En attendant, le CNOSC/New Deal ne voit aucune issue à une éventuelle crise ou à une solution durable à la crise centrafricaine tant qu'il n'y aura pas de forte pression sur le gouvernement ni de détermination à l'égard des groupes armés. Il n'y aura pas non plus de sortie de crise possible si le Conseil de sécurité continue d'opter pour une impuissance auto-infligée tout en se donnant bonne conscience pour agir. En conséquence, la population continuera à mourir devant l'indifférence de la communauté internationale.

Faute d'intérêt pour un accord rapide sur le DDR, et sachant que l'entrée au gouvernement de certains membres des groupes armés ne peut être une solution durable au conflit, le Secrétaire général des Nations Unies et le Conseil de sécurité ont deux alternatives :

  1. Soit nous nous contentons d'un statu quo violent et d'une partition certaine de la République centrafricaine.
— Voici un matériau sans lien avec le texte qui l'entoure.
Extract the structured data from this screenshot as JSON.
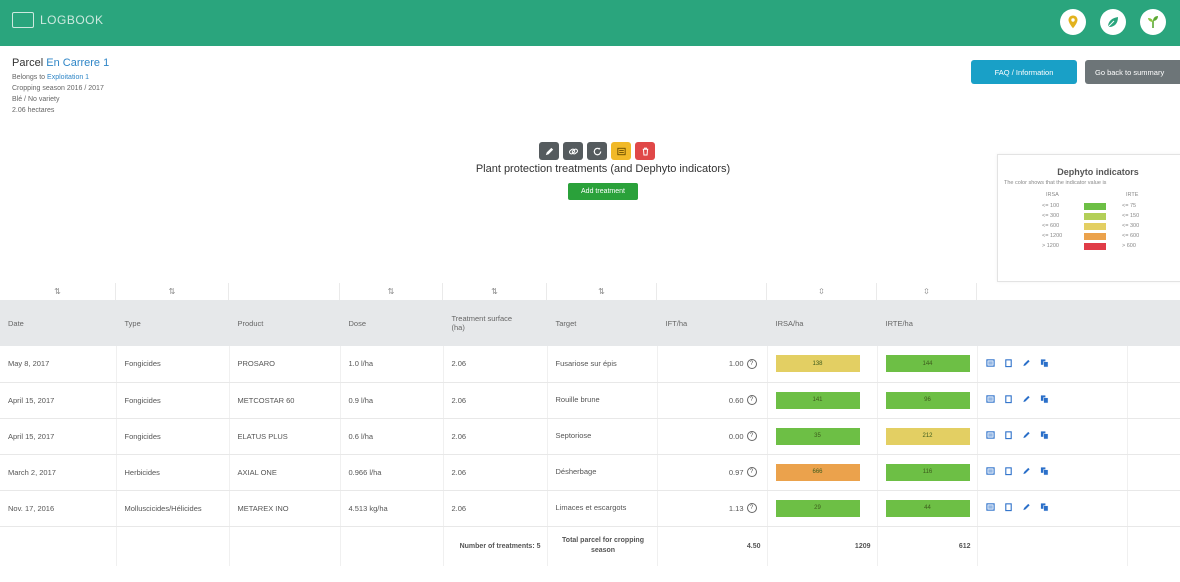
{
  "header": {
    "logo_text": "LOGBOOK",
    "icons": [
      "location-pin-icon",
      "leaf-icon",
      "sprout-icon"
    ],
    "color": "#2aa57d"
  },
  "parcel": {
    "label": "Parcel",
    "name": "En Carrere 1",
    "belongs_label": "Belongs to",
    "belongs_value": "Exploitation 1",
    "season": "Cropping season 2016 / 2017",
    "variety": "Blé / No variety",
    "area": "2.06 hectares"
  },
  "buttons": {
    "faq": "FAQ / Information",
    "back": "Go back to summary",
    "add_treatment": "Add treatment"
  },
  "section_title": "Plant protection treatments (and Dephyto indicators)",
  "legend": {
    "title": "Dephyto indicators",
    "subtitle": "The color shows that the indicator value is",
    "col1": "IRSA",
    "col2": "IRTE",
    "irsa": [
      "<= 100",
      "<= 300",
      "<= 600",
      "<= 1200",
      "> 1200"
    ],
    "irte": [
      "<= 75",
      "<= 150",
      "<= 300",
      "<= 600",
      "> 600"
    ],
    "colors": [
      "#6dbf45",
      "#b3cf58",
      "#e3cf63",
      "#eba24c",
      "#e03c48"
    ]
  },
  "table": {
    "columns": [
      "Date",
      "Type",
      "Product",
      "Dose",
      "Treatment surface (ha)",
      "Target",
      "IFT/ha",
      "IRSA/ha",
      "IRTE/ha"
    ],
    "rows": [
      {
        "date": "May 8, 2017",
        "type": "Fongicides",
        "product": "PROSARO",
        "dose": "1.0 l/ha",
        "surface": "2.06",
        "target": "Fusariose sur épis",
        "ift": "1.00",
        "irsa": "138",
        "irte": "144"
      },
      {
        "date": "April 15, 2017",
        "type": "Fongicides",
        "product": "METCOSTAR 60",
        "dose": "0.9 l/ha",
        "surface": "2.06",
        "target": "Rouille brune",
        "ift": "0.60",
        "irsa": "141",
        "irte": "96"
      },
      {
        "date": "April 15, 2017",
        "type": "Fongicides",
        "product": "ELATUS PLUS",
        "dose": "0.6 l/ha",
        "surface": "2.06",
        "target": "Septoriose",
        "ift": "0.00",
        "irsa": "35",
        "irte": "212"
      },
      {
        "date": "March 2, 2017",
        "type": "Herbicides",
        "product": "AXIAL ONE",
        "dose": "0.966 l/ha",
        "surface": "2.06",
        "target": "Désherbage",
        "ift": "0.97",
        "irsa": "666",
        "irte": "116"
      },
      {
        "date": "Nov. 17, 2016",
        "type": "Molluscicides/Hélicides",
        "product": "METAREX INO",
        "dose": "4.513 kg/ha",
        "surface": "2.06",
        "target": "Limaces et escargots",
        "ift": "1.13",
        "irsa": "29",
        "irte": "44"
      }
    ],
    "footer": {
      "count_label": "Number of treatments: 5",
      "total_label": "Total parcel for cropping season",
      "ift_total": "4.50",
      "irsa_total": "1209",
      "irte_total": "612"
    }
  },
  "bar_colors": {
    "138": "#e3cf63",
    "144": "#6dbf45",
    "141": "#6dbf45",
    "96": "#6dbf45",
    "35": "#6dbf45",
    "212": "#e3cf63",
    "666": "#eba24c",
    "116": "#6dbf45",
    "29": "#6dbf45",
    "44": "#6dbf45"
  },
  "action_icons": [
    "list-icon",
    "copy-icon",
    "edit-icon",
    "duplicate-icon"
  ]
}
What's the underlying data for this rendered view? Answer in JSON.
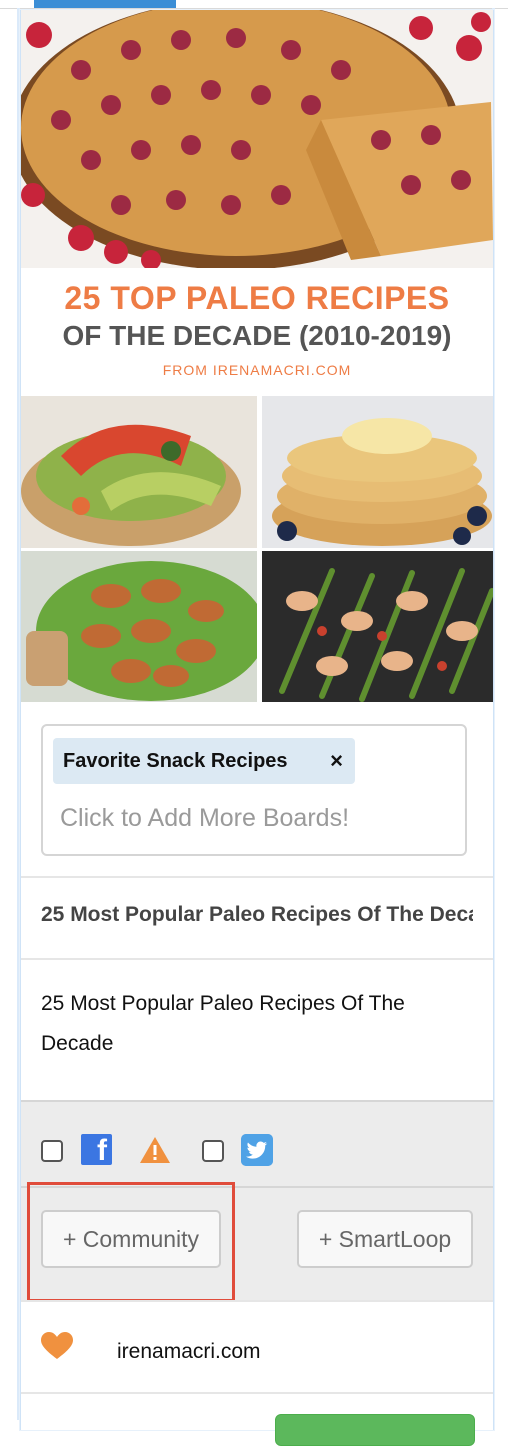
{
  "pin": {
    "overlay_line1": "25 TOP PALEO RECIPES",
    "overlay_line2": "OF THE DECADE (2010-2019)",
    "overlay_line3": "FROM IRENAMACRI.COM"
  },
  "boards": {
    "selected": [
      "Favorite Snack Recipes"
    ],
    "remove_symbol": "×",
    "placeholder": "Click to Add More Boards!"
  },
  "post": {
    "title": "25 Most Popular Paleo Recipes Of The Decade",
    "description": "25 Most Popular Paleo Recipes Of The Decade"
  },
  "social": {
    "networks": [
      {
        "icon": "facebook-icon",
        "checked": false
      },
      {
        "icon": "twitter-icon",
        "checked": false
      }
    ],
    "warning_icon": "warning-icon"
  },
  "actions": {
    "community_label": "+ Community",
    "smartloop_label": "+ SmartLoop"
  },
  "source": {
    "domain": "irenamacri.com",
    "icon": "heart-icon"
  },
  "colors": {
    "accent_blue": "#3b8ed6",
    "highlight_red": "#e04c3b",
    "overlay_orange": "#ee7c45",
    "facebook_blue": "#3b76e2",
    "twitter_blue": "#4fa2e6",
    "heart_orange": "#f0913f",
    "green_button": "#5cb85c"
  }
}
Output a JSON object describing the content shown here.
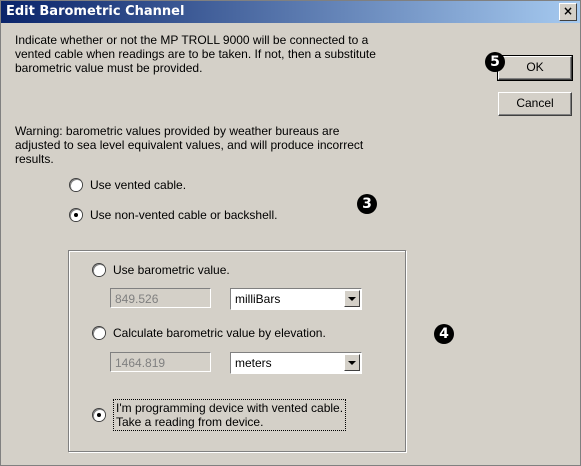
{
  "window": {
    "title": "Edit Barometric Channel",
    "close_glyph": "×"
  },
  "description": "Indicate whether or not the MP TROLL 9000 will be connected to a\nvented cable when readings are to be taken.  If not, then a substitute\nbarometric value must be provided.",
  "warning": "Warning:  barometric values provided by weather bureaus are\nadjusted to sea level equivalent values, and will produce incorrect\nresults.",
  "buttons": {
    "ok": "OK",
    "cancel": "Cancel"
  },
  "cable_options": [
    {
      "label": "Use vented cable.",
      "checked": false
    },
    {
      "label": "Use non-vented cable or backshell.",
      "checked": true
    }
  ],
  "group": {
    "barometric_option": {
      "label": "Use barometric value.",
      "checked": false
    },
    "barometric_value": "849.526",
    "barometric_unit": "milliBars",
    "elevation_option": {
      "label": "Calculate barometric value by elevation.",
      "checked": false
    },
    "elevation_value": "1464.819",
    "elevation_unit": "meters",
    "device_option": {
      "label": "I'm programming device with vented cable.\nTake a reading from device.",
      "checked": true
    }
  },
  "badges": {
    "b3": "3",
    "b4": "4",
    "b5": "5"
  }
}
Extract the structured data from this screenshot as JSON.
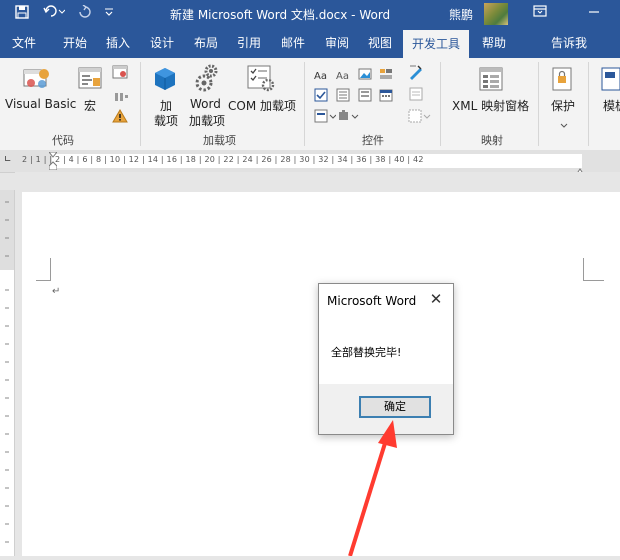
{
  "titlebar": {
    "title": "新建 Microsoft Word 文档.docx - Word",
    "user": "熊鹏",
    "save_icon": "save-icon",
    "undo_icon": "undo-icon",
    "redo_icon": "redo-icon",
    "customize_icon": "customize-qat-icon"
  },
  "tabs": [
    {
      "label": "文件"
    },
    {
      "label": "开始"
    },
    {
      "label": "插入"
    },
    {
      "label": "设计"
    },
    {
      "label": "布局"
    },
    {
      "label": "引用"
    },
    {
      "label": "邮件"
    },
    {
      "label": "审阅"
    },
    {
      "label": "视图"
    },
    {
      "label": "开发工具"
    },
    {
      "label": "帮助"
    },
    {
      "label": "告诉我"
    }
  ],
  "ribbon": {
    "code": {
      "visual_basic": "Visual Basic",
      "macro": "宏",
      "label": "代码"
    },
    "addins": {
      "addins_line1": "加",
      "addins_line2": "载项",
      "word_line1": "Word",
      "word_line2": "加载项",
      "com": "COM 加载项",
      "label": "加载项"
    },
    "controls": {
      "label": "控件"
    },
    "mapping": {
      "xml": "XML 映射窗格",
      "label": "映射"
    },
    "protect": {
      "protect": "保护"
    },
    "template": {
      "label": "模板"
    }
  },
  "ruler": {
    "text": "2 | 1 |    | 2 |  4 |  6 |  8 | 10 | 12 | 14 | 16 | 18 | 20 | 22 | 24 | 26 | 28 | 30 | 32 | 34 | 36 | 38 | 40 | 42"
  },
  "dialog": {
    "title": "Microsoft Word",
    "message": "全部替换完毕!",
    "ok": "确定"
  },
  "colors": {
    "accent": "#2b579a",
    "arrow": "#ff3b30"
  }
}
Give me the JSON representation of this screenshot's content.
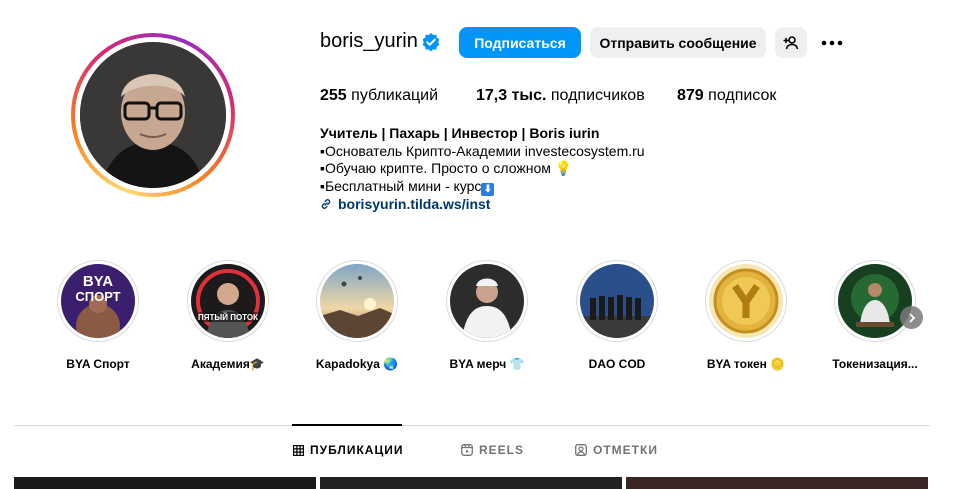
{
  "profile": {
    "username": "boris_yurin",
    "verified": true,
    "follow_label": "Подписаться",
    "message_label": "Отправить сообщение",
    "posts_count": "255",
    "posts_label": " публикаций",
    "followers_count": "17,3 тыс.",
    "followers_label": " подписчиков",
    "following_count": "879",
    "following_label": " подписок",
    "bio_name": "Учитель | Пахарь | Инвестор | Boris iurin",
    "bio_lines": [
      "▪Основатель Крипто-Академии investecosystem.ru",
      "▪Обучаю крипте. Просто о сложном 💡",
      "▪Бесплатный мини - курс"
    ],
    "bio_emoji": "⬇",
    "link": "borisyurin.tilda.ws/inst"
  },
  "highlights": [
    {
      "label": "BYA Спорт",
      "cover_text": "BYA\nСПОРТ"
    },
    {
      "label": "Академия🎓",
      "cover_text": "ПЯТЫЙ ПОТОК"
    },
    {
      "label": "Kapadokya 🌏"
    },
    {
      "label": "BYA мерч 👕"
    },
    {
      "label": "DAO COD"
    },
    {
      "label": "BYA токен 🪙"
    },
    {
      "label": "Токенизация..."
    }
  ],
  "tabs": [
    {
      "label": "ПУБЛИКАЦИИ",
      "active": true
    },
    {
      "label": "REELS",
      "active": false
    },
    {
      "label": "ОТМЕТКИ",
      "active": false
    }
  ],
  "colors": {
    "accent": "#0095f6",
    "link": "#00376b",
    "verified": "#0095f6"
  }
}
Ce choix, qui sera la réplique du scénario congolais en République centrafricaine, sera financièrement lourd et conduira à l'enracinement des groupes armés et à la création d'une zone de turbulence continue en Afrique centrale.

  2. OU profiter du séjour de M. Guterres pour faire bouger les lignes vers une solution négociée en regagnant de l'influence sur les parties au conflit. Cela implique de travailler au niveau des Nations Unies, de faire cohabiter la force légitime et la diplomatie. Il s'agira de cesser de croire que le DDR et seul le dialogue apporteront la paix. Il sera nécessairement essentiel d'agir sur l'économie de guerre des groupes armés, de conditionner le soutien au gouvernement à des actions concrètes plutôt qu'à des promesses vides et d'unir les forces pour la négociation.

​​​​​​​​​​​​Pour le CNOSC/New Deal, seul le deuxième scénario justifiera l'importance de la visite de M. Guterres pour la population, sans voix, dont la vie est gravement menacée et qui ne participera pas aux rassemblements prévus lors de la visite du Secrétaire général. Ce scénario justifiera également la mémoire des nombreux soldats de la MINUSCA qui ont versé leur sang pour la paix en République centrafricaine.

Le CNOSC/New Deal exhorte toutes les parties à changer de paradigme : abandonner volontairement l'impuissance et opter pour un dialogue inclusif orienté vers les véritables enjeux de la paix et impliquant une force coercitive légitime, adaptée et appropriée.

 

Les opinions exprimées dans cet article représentent le point de vue de l'équipe de la CSPPS en République centrafricaine.